Under protest the girls finally consented to fix a lunch for the three boys. They felt uneasy about this sudden expedition to the swamp and would have dissuaded the boys from undertaking it if they could have done so. However, they knew Darry well enough to be sure there was no changing his mind when it was once made up, and in this case they felt sure that Darry had originated and planned the whole thing.

It was with vague misgivings then, that they watched the boys go off on the narrow path that led toward the swamp.

“I don’t understand it at all,” said Jessie. “The boys act so queerly and seem to have so many secrets from us.”

“Darry must have put them up to this ghost-hunting trip,” said Amy, voicing the thought that had troubled them all. “I caught him talking to Burd and Fol very seriously two or three times, and when they saw me they changed the subject—pronto.
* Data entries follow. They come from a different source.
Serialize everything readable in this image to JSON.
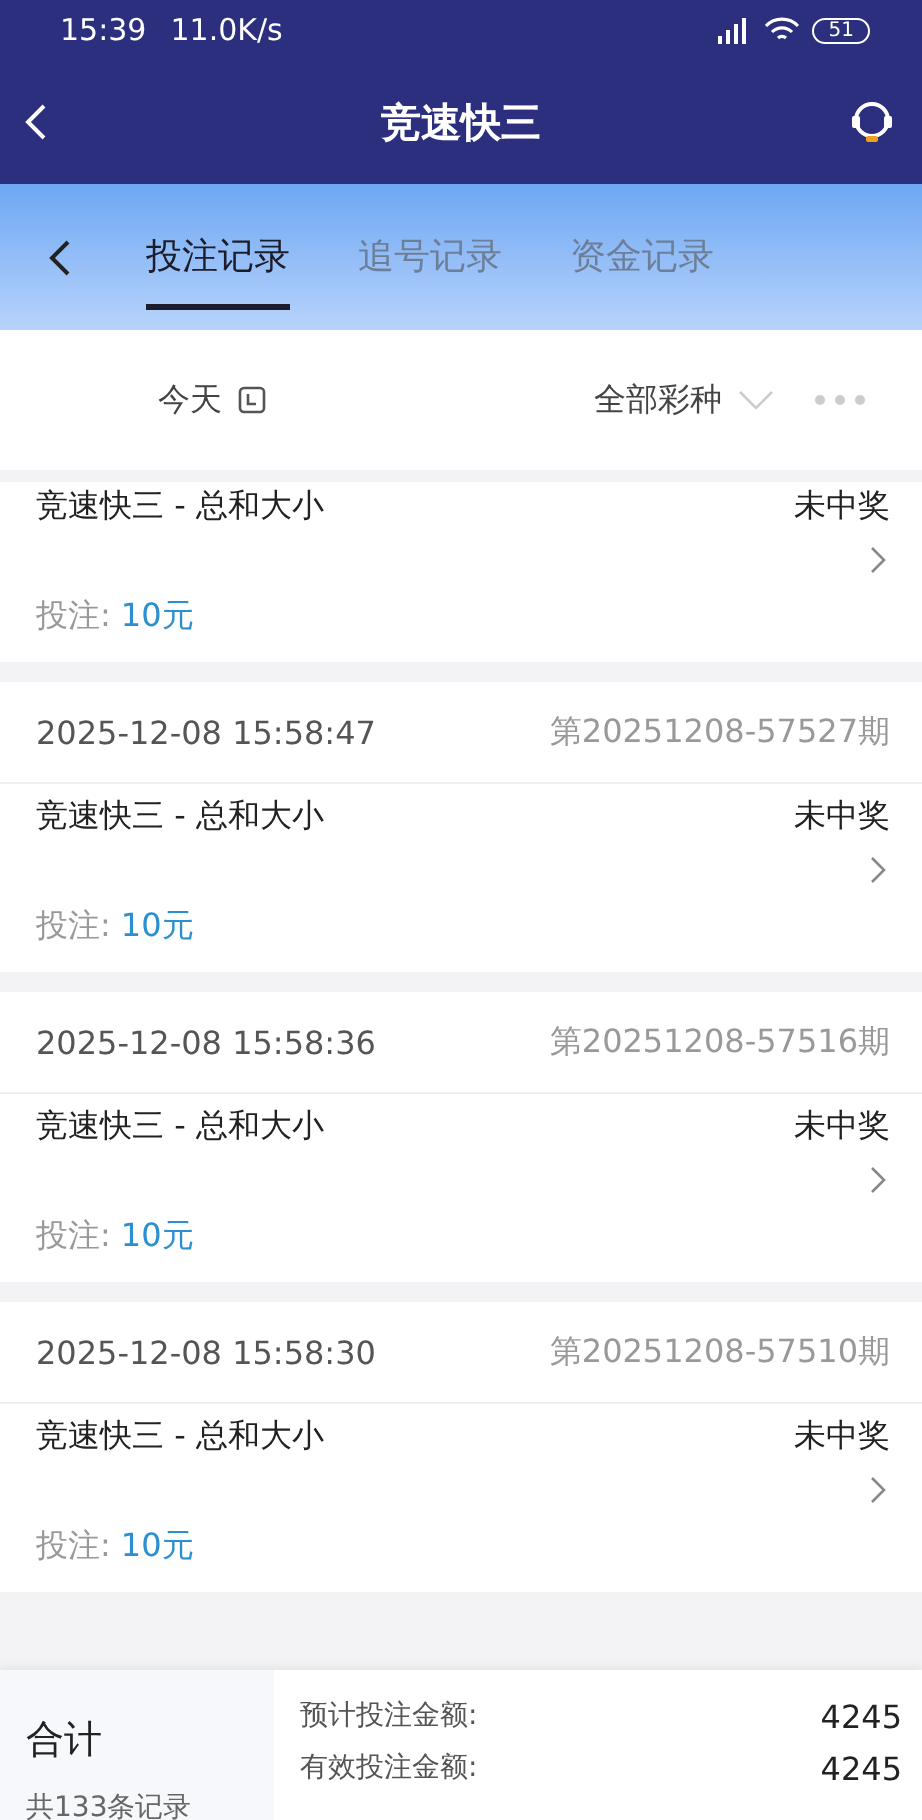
{
  "status_bar": {
    "time": "15:39",
    "speed": "11.0K/s",
    "battery": "51"
  },
  "header": {
    "title": "竞速快三"
  },
  "tabs": [
    {
      "label": "投注记录",
      "selected": true
    },
    {
      "label": "追号记录",
      "selected": false
    },
    {
      "label": "资金记录",
      "selected": false
    }
  ],
  "filter": {
    "date": "今天",
    "lottery": "全部彩种"
  },
  "records": [
    {
      "game": "竞速快三 - 总和大小",
      "result": "未中奖",
      "bet_label": "投注:",
      "amount": "10元"
    },
    {
      "date": "2025-12-08 15:58:47",
      "period": "第20251208-57527期",
      "game": "竞速快三 - 总和大小",
      "result": "未中奖",
      "bet_label": "投注:",
      "amount": "10元"
    },
    {
      "date": "2025-12-08 15:58:36",
      "period": "第20251208-57516期",
      "game": "竞速快三 - 总和大小",
      "result": "未中奖",
      "bet_label": "投注:",
      "amount": "10元"
    },
    {
      "date": "2025-12-08 15:58:30",
      "period": "第20251208-57510期",
      "game": "竞速快三 - 总和大小",
      "result": "未中奖",
      "bet_label": "投注:",
      "amount": "10元"
    }
  ],
  "summary": {
    "title": "合计",
    "count": "共133条记录",
    "rows": [
      {
        "label": "预计投注金额:",
        "value": "4245"
      },
      {
        "label": "有效投注金额:",
        "value": "4245"
      }
    ]
  }
}
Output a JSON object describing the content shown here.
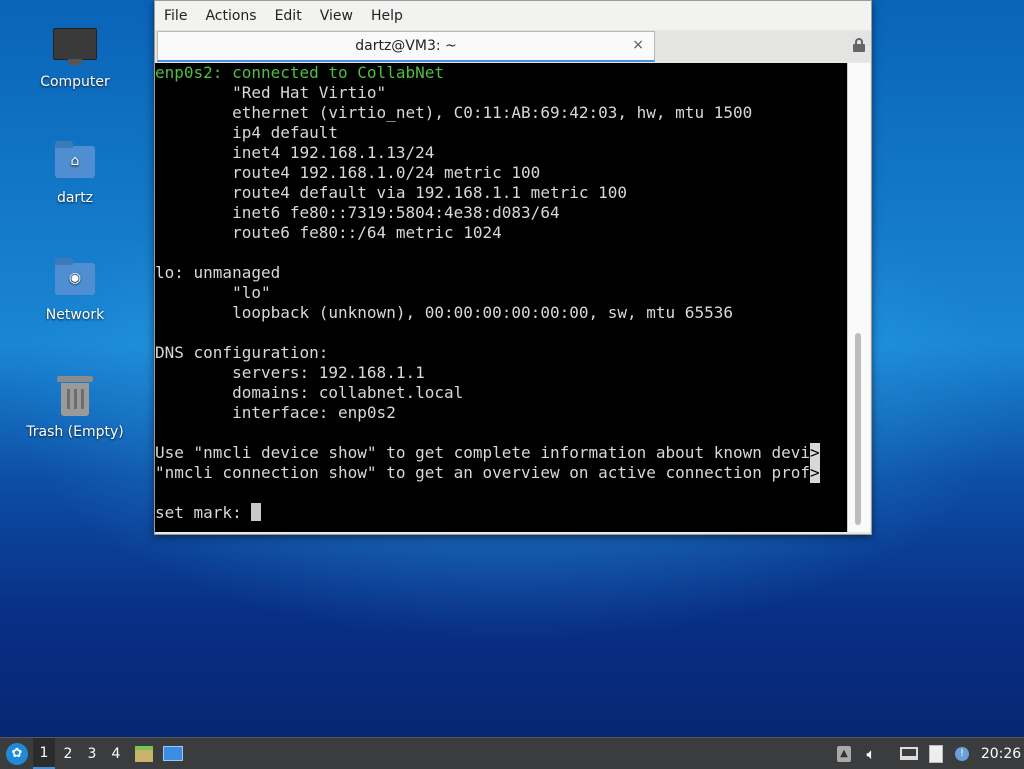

Oh, I know them—and I know Darry!”

“I used to think I did too,” said Jessie, plaintively. “But lately he seems like some one else, and so do Burd and Fol. I can’t make them out.”

“I think there is more behind this trip than just the scare we had the other night,” said Nell. “It seems to me the boys have some other reason for braving the horrors of the swamp just now.”

“I tell you what we can do,” suggested Amy, the ever-resourceful. “We can do some investigating on our own account!”